Between them the last several core sets have more than one thousand cards. We will adapt some code from the is.R() blog on tumblr to extract the images.

library(jpeg)
library(RCurl)
library(MASS)

a <- AllCards[AllCards$set == 'M10',]
b <- AllCards[AllCards$set == 'M11',]
c <- AllCards[AllCards$set == 'M12',]
d <- AllCards[AllCards$set == 'M13',]
e <- AllCards[AllCards$set == 'M14',]
f <- AllCards[AllCards$set == 'M15',]

l <- rbind(a,b,c,d,e,f)

w <- l[l$color == "W",]
u <- l[l$color == "U",]
b <- l[l$color == "B",]
r <- l[l$color == "R",]
g <- l[l$color == "G",]

l <- rbind(w,u,b,r,g)

code <- l$ID

urls <- paste("http://mtgimage.com/multiverseid/",codes,"-crop.jpg", sep="")

Running the actual extraction takes a while but we only have to do it once.

jpglist <- list()
for (i in 1:length(urls)) {
	jpglist[[i]] <- readJPEG(getURLContent(urls[i]))
}

This next complicated bit of code comes again from the is.R() blog. You can read more about it there. The idea is that is the color information from the raster image is can be averaged in order to produce coordinates in color space.

meanRGB <- t(sapply(jpglist,function(ll) {
	apply(ll[,,-4],3,mean)
}

cardDistance <- dist(meanRGB)
cardDistance[cardDistance <= 0] <- 1e-10
MDS <- isoMDS(cardDistance)$points

Bind the color and name of each card to its position in color space then save the data so we don’t have to run the loop in the future.

col <- as.character(l$color)
name <- l$name
posCol <- data.frame(MDS,col,name)

save(posCol,file="posCol.Rdata")

There is now a file in R’s working directory called posCol.Rdata which you can load directly into R with the load() function.

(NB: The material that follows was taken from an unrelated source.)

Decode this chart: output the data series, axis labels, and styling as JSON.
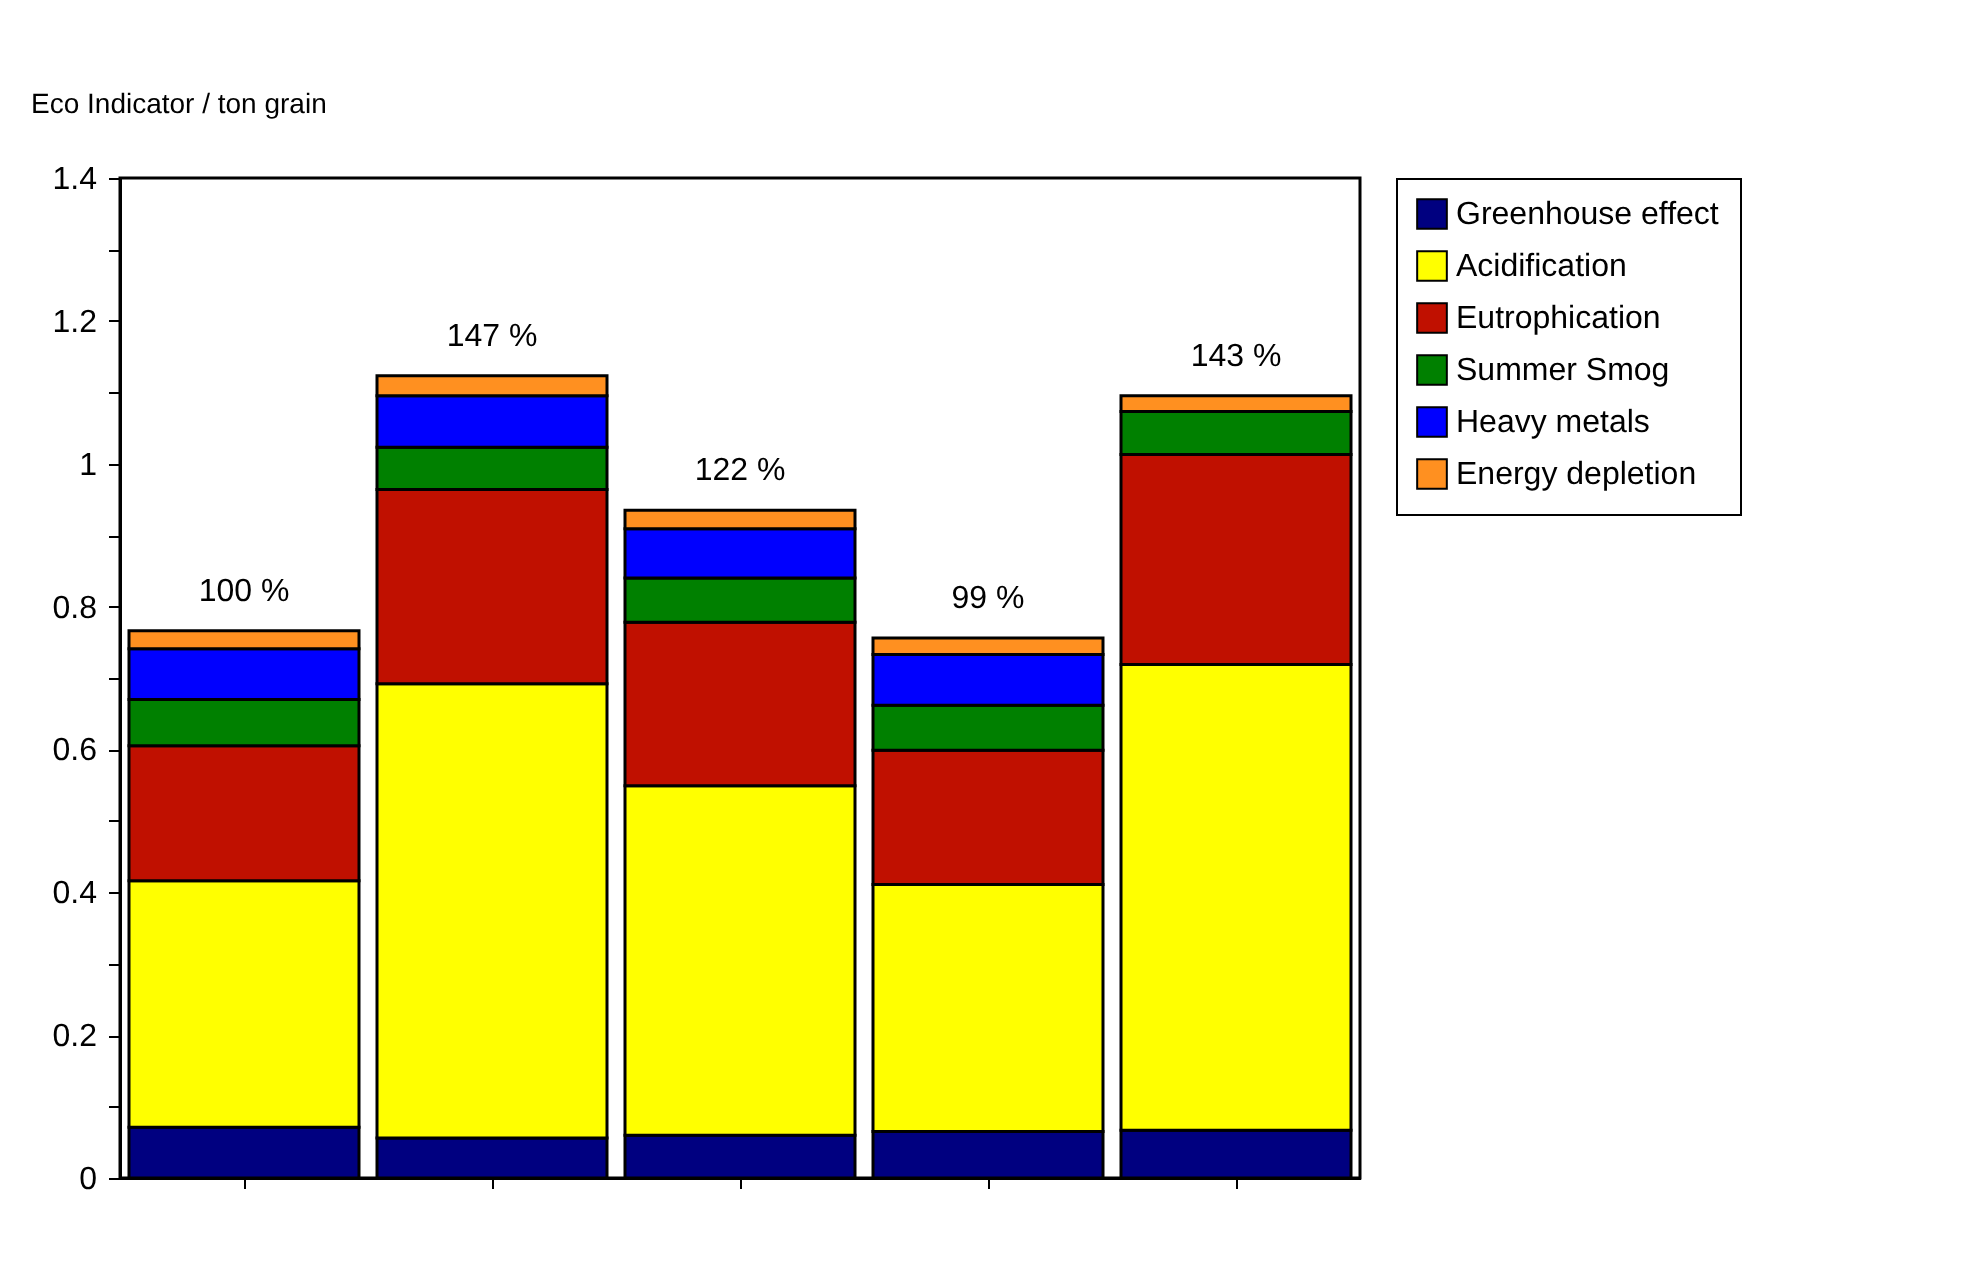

Then we make a simple scatter plot and make all the colors line up with appropriate Colors. The goal here is simply to be able to identify clustering if there is any. In order to deal with the fact that the cards are ordered by color we’ll randomize them.

posCol <- posCol[sample(nrow(posCol)),]

p <- ggplot(posCol,aes(x=X1,y=X2,color=col))
p + geom_point(size=2) + 
	scale_color_manual(values=c('black','green','red','blue','white'))

MagicColors

You can see some distinct regions of dominance in the image. Red and Blue are are mostly separate, but White shares space with them. Green shares a lot of space with Black.

We can go a bit deeper into this analysis, rather than just rely on what I conclude by eyeballing the scatterplot. The mean position for each color is easy to calculate (if not terribly robust) and we can then compute a distance matrix.

x <- with(posCol,tapply(X1,col,mean))
y <- with(posCol,tapply(X2,col,mean))

mean.pos <- data.frame(x,y)
round(dist(x,y),3)
      B     G     R     U
G 0.082                  
R 0.154 0.094            
U 0.135 0.084 0.161      
W 0.196 0.115 0.123 0.101

The matrix suggests that Green and Black (or maybe Green and Blue) are the most similar Colors in terms of the color palate used for them. By far the most dissimilar are Black and White, although both Red and Blue and Red and Black are close follow ups. By a couple of different metrics it is apparent that Black has the least variability in color while Blue has the most.

We can do a better job of visually checking the variability of the colors positions as well.

CompareColors

We can also use ggplot2 to draw contour lines with the geom_density2d() layer that estimates the density in two dimensions. This makes seeing a middle for each plot much easier.

magiccolorcontour

This makes the incredible similarity in color palate between Green and Black the most apparent. Perhaps surprising for enemy colors.